Ha scritto questo libro in prigione, in un italiano appreso dentro le celle, in una lingua naturalmente delicata, a volte ironica, colma di dignità e stupore. Lo ha scritto a mano, a stampatello, nei fogli rimediati in prigione e poi inviati, lettera dopo lettera, ad Alessandra Sciurba, docente di filosofia del diritto all’Università di Palermo, conosciuta in carcere durante un laboratorio e diventata la voce e il volto della battaglia di Alaa per la giustizia e la verità.
“Perché ero ragazzo” è il racconto di un viaggio fatto di speranze e pericoli, l’indecenza delle morti per mare, l’arresto, la condanna, i primi dieci anni di carcere. Alaa Faraj ripercorre la sua storia con uno sguardo prima sbigottito, poi sempre più consapevole, mantenendo, come detto, una paradossale fiducia nello Stato: le indagini forse frettolose, sulla base di poche testimonianze di persone sotto shock, la vita dietro le sbarre, la voglia di studiare, la felicità di certi incontri, la necessità di resistere, la paura e la frustrazione sempre in agguato. La lotta di Faraj per la libertà è diventata la lotta di scrittori e artisti, attivisti come don Ciotti, giornalisti d’inchiesta, programmi televisivi, un’attenzione che non accenna a scemare. Sono più di tremila le persone arrestate ne gli ultimi dieci anni in Italia come “scafisti”, nelle parole dei giudici “l’ultima ruota di un mostruoso ingranaggio del traffico di vite umane”, ma è noto che i trafficanti, quelli veri, rimangono a casa senza rischiare, spesso agendo in continuità con le autorità del loro paese, e non solo.
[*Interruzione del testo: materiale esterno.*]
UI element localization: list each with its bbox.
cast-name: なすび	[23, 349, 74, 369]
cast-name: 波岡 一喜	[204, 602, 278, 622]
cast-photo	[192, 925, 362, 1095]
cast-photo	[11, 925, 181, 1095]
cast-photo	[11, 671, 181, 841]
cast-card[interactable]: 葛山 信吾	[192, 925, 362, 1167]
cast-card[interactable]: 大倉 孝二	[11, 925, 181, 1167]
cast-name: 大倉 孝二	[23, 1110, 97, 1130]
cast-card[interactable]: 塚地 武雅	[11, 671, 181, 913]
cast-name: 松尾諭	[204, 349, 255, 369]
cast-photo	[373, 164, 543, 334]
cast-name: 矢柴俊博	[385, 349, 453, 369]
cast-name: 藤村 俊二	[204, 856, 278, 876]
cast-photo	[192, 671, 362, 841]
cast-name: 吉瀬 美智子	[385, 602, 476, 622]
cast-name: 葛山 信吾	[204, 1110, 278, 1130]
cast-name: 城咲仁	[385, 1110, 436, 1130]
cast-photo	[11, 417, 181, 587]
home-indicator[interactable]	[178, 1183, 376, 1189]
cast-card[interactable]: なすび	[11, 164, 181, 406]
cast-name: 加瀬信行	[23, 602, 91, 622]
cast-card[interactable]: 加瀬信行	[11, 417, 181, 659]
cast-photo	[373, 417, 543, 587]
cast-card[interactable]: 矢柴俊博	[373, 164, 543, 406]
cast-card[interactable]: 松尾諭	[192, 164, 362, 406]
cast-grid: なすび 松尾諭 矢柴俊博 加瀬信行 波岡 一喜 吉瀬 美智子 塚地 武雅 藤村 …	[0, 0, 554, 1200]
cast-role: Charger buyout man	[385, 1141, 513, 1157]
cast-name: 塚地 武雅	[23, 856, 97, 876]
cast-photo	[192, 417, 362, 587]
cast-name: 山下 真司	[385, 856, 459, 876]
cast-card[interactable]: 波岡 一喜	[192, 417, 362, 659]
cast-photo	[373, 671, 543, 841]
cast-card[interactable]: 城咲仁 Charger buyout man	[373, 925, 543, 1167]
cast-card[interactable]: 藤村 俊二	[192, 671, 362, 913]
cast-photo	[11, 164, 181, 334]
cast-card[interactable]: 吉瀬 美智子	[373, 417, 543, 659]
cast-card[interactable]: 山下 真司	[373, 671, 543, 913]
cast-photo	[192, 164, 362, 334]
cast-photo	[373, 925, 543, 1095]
Don Ciotti: “Chiediamo la grazia al Presidente della Repubblica”
Con queste parole Don Luigi Ciotti, fondatore dell’associazione Libera, fa sua la battaglia di Alaa e quella di altri condannati ingiustamente per essere scafisti:
“È una situazione paradossale. Non sono stati considerati degli elementi che erano molto importanti, fondamentali. Noi riteniamo veramente che ci sia stata una condanna ingiusta.”
Poi arriva la richiesta direttamente al Presidente della Repubblica, Sergio Mattarella:
“Ora chiediamo che il Presidente della Repubblica dia una Grazia a lui e ad altre persone come lui non erano gli scafisti che per la stragrande maggioranza non sale sui barconi”
Cinzia Pecoraro: “Sono sempre stata convinta dell’innocenza di Alaa”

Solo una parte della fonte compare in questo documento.